Makarius makarius at sketis.net
Tue Apr 17 16:13:00 CEST 2012


On Tue, 17 Apr 2012, Tobias Nipkow wrote:

> In HOL, the ASCII syntax for \<longleftrightarrow> is defined to be <-> 
> but visually <--> would be more appropriate, closer to -->

A brief look at the history and source archive shows that this ASCII art 
has already been there since Isabelle86. Larry might still remember his 
motivations in the depths of time.  I've always understood <-> as 
"visually appropriate" counterpart of --> in the sense of the physical 
length, despite the optical distortion since ASCII < > are not proper 
arrow heads.

Our default symbol mapping then associates long arrows of the same length 
accordingly, this time without optical distortions due to good quality 
IsabelleText or STIX fonts.


> and would also leave room for an ASCII syntax for \<leftrightarrow> 
> (namely <->).

Using <--> for <-> and making room for another <-> would also mean that 
the user has to type/read the longer unwieldy sequence by default.

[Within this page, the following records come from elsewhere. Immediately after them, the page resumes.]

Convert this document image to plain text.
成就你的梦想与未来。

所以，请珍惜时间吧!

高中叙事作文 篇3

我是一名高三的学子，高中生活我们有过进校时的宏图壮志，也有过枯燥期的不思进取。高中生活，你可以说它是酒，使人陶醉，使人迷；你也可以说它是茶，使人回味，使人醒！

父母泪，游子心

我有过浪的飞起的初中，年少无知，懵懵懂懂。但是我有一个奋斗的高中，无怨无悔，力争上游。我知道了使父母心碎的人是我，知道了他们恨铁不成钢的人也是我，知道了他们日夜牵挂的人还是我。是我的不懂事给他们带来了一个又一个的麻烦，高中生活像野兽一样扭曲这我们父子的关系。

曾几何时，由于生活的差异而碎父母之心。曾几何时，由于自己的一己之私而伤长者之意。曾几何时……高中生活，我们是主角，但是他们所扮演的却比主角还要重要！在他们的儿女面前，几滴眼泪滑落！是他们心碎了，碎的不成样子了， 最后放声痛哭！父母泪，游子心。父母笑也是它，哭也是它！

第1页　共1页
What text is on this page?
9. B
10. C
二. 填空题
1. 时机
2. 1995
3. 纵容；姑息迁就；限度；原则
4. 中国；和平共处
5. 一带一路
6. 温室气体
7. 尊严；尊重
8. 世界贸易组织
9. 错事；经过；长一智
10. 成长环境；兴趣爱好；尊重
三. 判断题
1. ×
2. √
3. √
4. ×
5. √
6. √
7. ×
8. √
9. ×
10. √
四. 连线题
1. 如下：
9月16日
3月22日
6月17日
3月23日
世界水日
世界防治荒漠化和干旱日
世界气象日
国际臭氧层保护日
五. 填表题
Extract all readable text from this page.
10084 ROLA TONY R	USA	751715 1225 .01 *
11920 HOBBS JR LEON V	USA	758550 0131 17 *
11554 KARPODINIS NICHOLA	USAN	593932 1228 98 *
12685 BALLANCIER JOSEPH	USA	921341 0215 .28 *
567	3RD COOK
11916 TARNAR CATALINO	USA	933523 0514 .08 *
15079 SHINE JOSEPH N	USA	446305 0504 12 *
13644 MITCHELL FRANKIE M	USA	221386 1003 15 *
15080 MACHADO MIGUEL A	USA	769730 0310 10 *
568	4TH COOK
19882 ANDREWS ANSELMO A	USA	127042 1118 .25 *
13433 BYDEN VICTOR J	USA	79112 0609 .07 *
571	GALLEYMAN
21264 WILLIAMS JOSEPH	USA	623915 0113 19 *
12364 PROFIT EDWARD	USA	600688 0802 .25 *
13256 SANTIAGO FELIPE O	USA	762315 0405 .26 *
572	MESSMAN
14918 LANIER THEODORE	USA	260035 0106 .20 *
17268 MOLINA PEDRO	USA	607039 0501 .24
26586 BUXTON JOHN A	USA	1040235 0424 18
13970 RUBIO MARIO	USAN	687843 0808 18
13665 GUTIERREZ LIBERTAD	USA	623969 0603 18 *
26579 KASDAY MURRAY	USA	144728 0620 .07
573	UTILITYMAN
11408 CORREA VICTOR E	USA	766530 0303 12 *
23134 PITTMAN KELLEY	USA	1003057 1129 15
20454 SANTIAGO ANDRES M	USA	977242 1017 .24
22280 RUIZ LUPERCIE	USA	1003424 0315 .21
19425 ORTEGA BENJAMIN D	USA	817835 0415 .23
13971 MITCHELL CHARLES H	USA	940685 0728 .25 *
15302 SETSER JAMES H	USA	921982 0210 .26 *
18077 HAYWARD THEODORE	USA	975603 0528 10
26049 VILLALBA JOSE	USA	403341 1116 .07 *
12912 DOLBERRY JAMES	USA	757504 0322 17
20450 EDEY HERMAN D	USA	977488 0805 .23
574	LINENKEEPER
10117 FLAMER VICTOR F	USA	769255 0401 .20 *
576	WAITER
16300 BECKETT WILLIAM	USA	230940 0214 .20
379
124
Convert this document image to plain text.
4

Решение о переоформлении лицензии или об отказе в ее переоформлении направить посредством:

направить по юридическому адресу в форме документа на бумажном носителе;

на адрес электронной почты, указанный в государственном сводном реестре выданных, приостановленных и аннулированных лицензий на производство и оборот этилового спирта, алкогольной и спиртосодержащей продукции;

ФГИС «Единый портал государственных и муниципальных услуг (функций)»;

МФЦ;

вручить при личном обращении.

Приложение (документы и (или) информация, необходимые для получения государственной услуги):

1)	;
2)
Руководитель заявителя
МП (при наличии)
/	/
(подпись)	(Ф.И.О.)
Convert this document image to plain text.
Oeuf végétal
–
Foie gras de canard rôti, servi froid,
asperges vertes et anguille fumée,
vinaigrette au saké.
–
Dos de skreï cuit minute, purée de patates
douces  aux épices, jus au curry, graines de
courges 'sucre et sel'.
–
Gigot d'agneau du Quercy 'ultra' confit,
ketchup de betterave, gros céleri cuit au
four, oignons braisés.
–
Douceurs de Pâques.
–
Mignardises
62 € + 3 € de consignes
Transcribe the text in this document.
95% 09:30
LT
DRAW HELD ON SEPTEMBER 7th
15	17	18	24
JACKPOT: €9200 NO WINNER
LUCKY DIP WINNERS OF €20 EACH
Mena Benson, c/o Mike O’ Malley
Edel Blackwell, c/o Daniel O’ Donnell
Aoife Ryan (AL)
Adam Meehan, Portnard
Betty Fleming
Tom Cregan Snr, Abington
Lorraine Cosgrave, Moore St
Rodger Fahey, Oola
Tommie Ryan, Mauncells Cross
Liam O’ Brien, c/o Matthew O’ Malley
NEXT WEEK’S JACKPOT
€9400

Anyway, what is the role of the ASCII replacement syntax today?  We use it 
both for prover syntax and input methods of the editor, which I always 
find difficult to explain to new users.  In practice the alternative ASCII 
input is mainly passed to the prover because the editor completion 
mechanisms are still require an effort to change focus and press extra 
keys.

A really smooth input method in the editor could overcome the need for 
ASCII replacement syntax altogether.  Such input method could also admit 
multiple associations, e.g the user typing short <-> would get a selection 
of arrows to be inserted into the text.  (I used to have this in 
etc/symbols until some NICTA guys asked to make it unique again, to 
accomodate WWW_Find.)

I have seen pretty good mathematical input methods somewhere before, maybe 
in TeXmacs, maybe in some computer-algebra system.  This would mean a 
conceptual advance, not just a variation of old conventions.  I.e. we 
could overcome alternative syntax tables eventually.